Der umstrittene Paragraf 103 zur "Majestätsbeleidigung" im Strafgesetzbuch wurde abgeschafft. Gibt Ihnen das mehr Freiheit bei der Arbeit?

Ehring Dieser veraltete Paragraph war lächerlich, insofern hat Jan Böhmermann etwas Großartiges erreicht. Das kann sich nicht jeder auf die Fahnen schreiben, dass durch seine Aktivitäten ein Paragraf abgeschafft wurde. Insgesamt befürchte ich aber, dass dieser Skandal unsere Freiheiten eher beschränkt hat. Die Fernsehschaffenden sind, zumindest eine zeitlang, etwas vorsichtiger und ängstlicher geworden. Das haben mir auch viele Kollegen bestätigt.

Können Sie freier reden, wenn Sie - wie am 22. Februar in Rees - auf der Bühne stehen?

ehring Auf der Bühne kann ich den Leuten mehr zumuten. Wir verbringen zwei Stunden miteinander. Da kann ich die Stimmung mal in den Keller sacken lassen oder Irritationen auslösen. Das geht im Fernsehen nicht so gut. Da sollte es klarer, schneller, verständlicher sein, und auch mein Rollenverhalten als Moderator ist etwas anders. Auf der Bühne bin ich autonom und darf mich auf der eigenen Spielwiese entfalten. Und ich entscheide jeden Abend: Das mache ich morgen genauso. Oder wieder anders.

Welche Themen lösen Irritationen aus?

Ehring Interessant wird es bei Themen wie Impfen. Da gibt es Impfgegner im Publikum, die plötzlich sehr ruhig werden. So etwas wiegt viel schwerer als Kritik an Banken, AfD oder katholischer Kirche.

Sie sind in Krefeld aufgewachsen. Hat der Niederrhein Sie geprägt?

Ehring Auf jeden Fall. Der Dialekt, der Menschenschlag, dieser versöhnliche Humor haben mich immer begleitet. Meine frühen humoristischen Prägungen waren Loriot und Hanns Dieter Hüsch. Hüsch gar nicht so sehr inhaltlich, aber die Sprache, das Timing, der Sound. Manches entdecke ich da bei mir heute noch wieder.

Preise wie die Bocholter Pepperoni, den Rostocker Koggenzieher oder den Leipziger Löwenzahn haben Sie schon gewonnen. Mit welchem (noch zu stiftenden) Preis könnten die Reeser Ihnen eine Freude machen?

Ehring Ich würde Rees eher davon abraten, einen weiteren Kabarett- oder Kleinkunstpreis zu stiften. Die gibt es mittlerweile inflationär. Wobei ich natürlich gestehe, dass die Preise am Anfang meiner Karriere eine Ermutigung waren. Ich lehne keinen Preis ab, aber ich finde, der Nachwuchs sollte eher gefördert werden als ich. Und inzwischen bin ich in einem Alter, in dem ich selbst bei der CDU nicht mehr als Nachwuchs durchgehen würde.
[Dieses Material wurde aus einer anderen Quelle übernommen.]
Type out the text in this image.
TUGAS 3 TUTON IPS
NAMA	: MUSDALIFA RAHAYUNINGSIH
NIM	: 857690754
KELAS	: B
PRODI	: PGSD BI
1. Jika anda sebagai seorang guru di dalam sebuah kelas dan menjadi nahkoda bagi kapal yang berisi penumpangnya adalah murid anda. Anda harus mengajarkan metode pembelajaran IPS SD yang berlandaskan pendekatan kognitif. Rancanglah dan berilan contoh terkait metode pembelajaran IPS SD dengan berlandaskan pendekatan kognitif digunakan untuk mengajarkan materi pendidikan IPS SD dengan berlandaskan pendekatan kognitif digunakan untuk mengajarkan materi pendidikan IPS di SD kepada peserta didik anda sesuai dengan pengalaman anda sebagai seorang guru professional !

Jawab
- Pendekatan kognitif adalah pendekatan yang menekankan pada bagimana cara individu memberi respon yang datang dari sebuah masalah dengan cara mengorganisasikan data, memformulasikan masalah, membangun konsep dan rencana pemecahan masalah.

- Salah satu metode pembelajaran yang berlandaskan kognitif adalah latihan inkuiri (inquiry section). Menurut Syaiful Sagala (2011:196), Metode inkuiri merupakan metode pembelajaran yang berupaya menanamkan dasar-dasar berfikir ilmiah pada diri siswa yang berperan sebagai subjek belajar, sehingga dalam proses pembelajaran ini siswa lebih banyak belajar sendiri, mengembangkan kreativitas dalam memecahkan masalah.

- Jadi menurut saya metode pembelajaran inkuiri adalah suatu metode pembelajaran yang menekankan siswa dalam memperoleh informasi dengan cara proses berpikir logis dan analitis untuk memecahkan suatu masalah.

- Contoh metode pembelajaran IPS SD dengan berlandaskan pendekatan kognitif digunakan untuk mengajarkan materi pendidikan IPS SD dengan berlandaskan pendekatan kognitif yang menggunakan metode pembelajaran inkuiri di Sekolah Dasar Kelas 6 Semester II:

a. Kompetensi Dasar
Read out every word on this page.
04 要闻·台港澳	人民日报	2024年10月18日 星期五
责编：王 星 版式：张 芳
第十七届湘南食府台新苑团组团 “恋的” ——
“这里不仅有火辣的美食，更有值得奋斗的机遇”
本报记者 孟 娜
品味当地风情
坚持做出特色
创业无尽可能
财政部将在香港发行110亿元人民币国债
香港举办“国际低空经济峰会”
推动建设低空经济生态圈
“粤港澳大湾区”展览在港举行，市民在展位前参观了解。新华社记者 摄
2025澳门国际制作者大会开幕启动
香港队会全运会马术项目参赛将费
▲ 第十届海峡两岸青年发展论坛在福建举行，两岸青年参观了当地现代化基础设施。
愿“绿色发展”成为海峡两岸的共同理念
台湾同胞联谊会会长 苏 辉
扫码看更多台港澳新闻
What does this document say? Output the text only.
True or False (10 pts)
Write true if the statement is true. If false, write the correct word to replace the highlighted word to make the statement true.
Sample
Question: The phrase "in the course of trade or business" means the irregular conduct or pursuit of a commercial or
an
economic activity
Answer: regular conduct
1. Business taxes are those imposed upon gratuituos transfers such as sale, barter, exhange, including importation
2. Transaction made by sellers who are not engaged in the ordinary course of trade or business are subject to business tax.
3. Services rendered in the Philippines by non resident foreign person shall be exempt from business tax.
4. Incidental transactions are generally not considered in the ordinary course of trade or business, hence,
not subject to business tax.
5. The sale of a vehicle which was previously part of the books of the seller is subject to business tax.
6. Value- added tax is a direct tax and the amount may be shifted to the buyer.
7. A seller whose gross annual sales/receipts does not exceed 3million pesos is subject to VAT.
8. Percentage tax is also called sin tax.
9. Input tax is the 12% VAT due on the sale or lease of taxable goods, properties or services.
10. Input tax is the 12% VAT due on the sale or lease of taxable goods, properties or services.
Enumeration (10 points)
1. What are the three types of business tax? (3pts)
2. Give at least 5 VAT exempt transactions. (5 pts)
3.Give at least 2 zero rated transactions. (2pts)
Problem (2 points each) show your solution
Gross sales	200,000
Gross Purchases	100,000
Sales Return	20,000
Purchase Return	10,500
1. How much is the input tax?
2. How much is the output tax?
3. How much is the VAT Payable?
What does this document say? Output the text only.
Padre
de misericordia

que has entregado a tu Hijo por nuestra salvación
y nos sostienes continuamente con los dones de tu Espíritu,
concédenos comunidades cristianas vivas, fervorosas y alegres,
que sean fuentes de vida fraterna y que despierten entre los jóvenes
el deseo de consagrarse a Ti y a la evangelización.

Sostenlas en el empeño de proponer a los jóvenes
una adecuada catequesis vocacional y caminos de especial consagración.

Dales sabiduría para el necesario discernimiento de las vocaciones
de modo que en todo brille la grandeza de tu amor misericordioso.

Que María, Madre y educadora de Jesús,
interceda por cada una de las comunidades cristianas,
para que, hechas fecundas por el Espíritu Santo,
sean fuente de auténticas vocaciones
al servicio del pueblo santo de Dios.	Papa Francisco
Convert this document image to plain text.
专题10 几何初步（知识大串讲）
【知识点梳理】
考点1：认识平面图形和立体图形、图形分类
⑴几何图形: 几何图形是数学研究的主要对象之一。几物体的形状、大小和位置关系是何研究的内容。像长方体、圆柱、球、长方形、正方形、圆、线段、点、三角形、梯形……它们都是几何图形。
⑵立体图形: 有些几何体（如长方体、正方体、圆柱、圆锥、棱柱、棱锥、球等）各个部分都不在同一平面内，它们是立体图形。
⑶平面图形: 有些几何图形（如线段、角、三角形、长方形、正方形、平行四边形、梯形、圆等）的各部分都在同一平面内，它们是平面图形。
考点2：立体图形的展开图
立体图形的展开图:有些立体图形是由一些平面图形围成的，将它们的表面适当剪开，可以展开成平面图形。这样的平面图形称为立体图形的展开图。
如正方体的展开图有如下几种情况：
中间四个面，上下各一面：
Was wissen Sie eigentlich über Rees?

Ehring Ich war ein paar Mal dort, privat zum Feiern bei Freunden. Rees ist eine schöne Stadt. Soweit ich weiß, ist am Niederrhein die Welt noch in Ordnung. Und auch die RP wird eifrig gelesen. Ich werde mich im Vorfeld meines Auftritts noch genauer vorbereiten. Ich finde das immer spannend: Worauf sind die Reeser stolz? Welche politischen Skandale gab es? Es macht Spaß, auf diese Art Deutschland zu entdecken.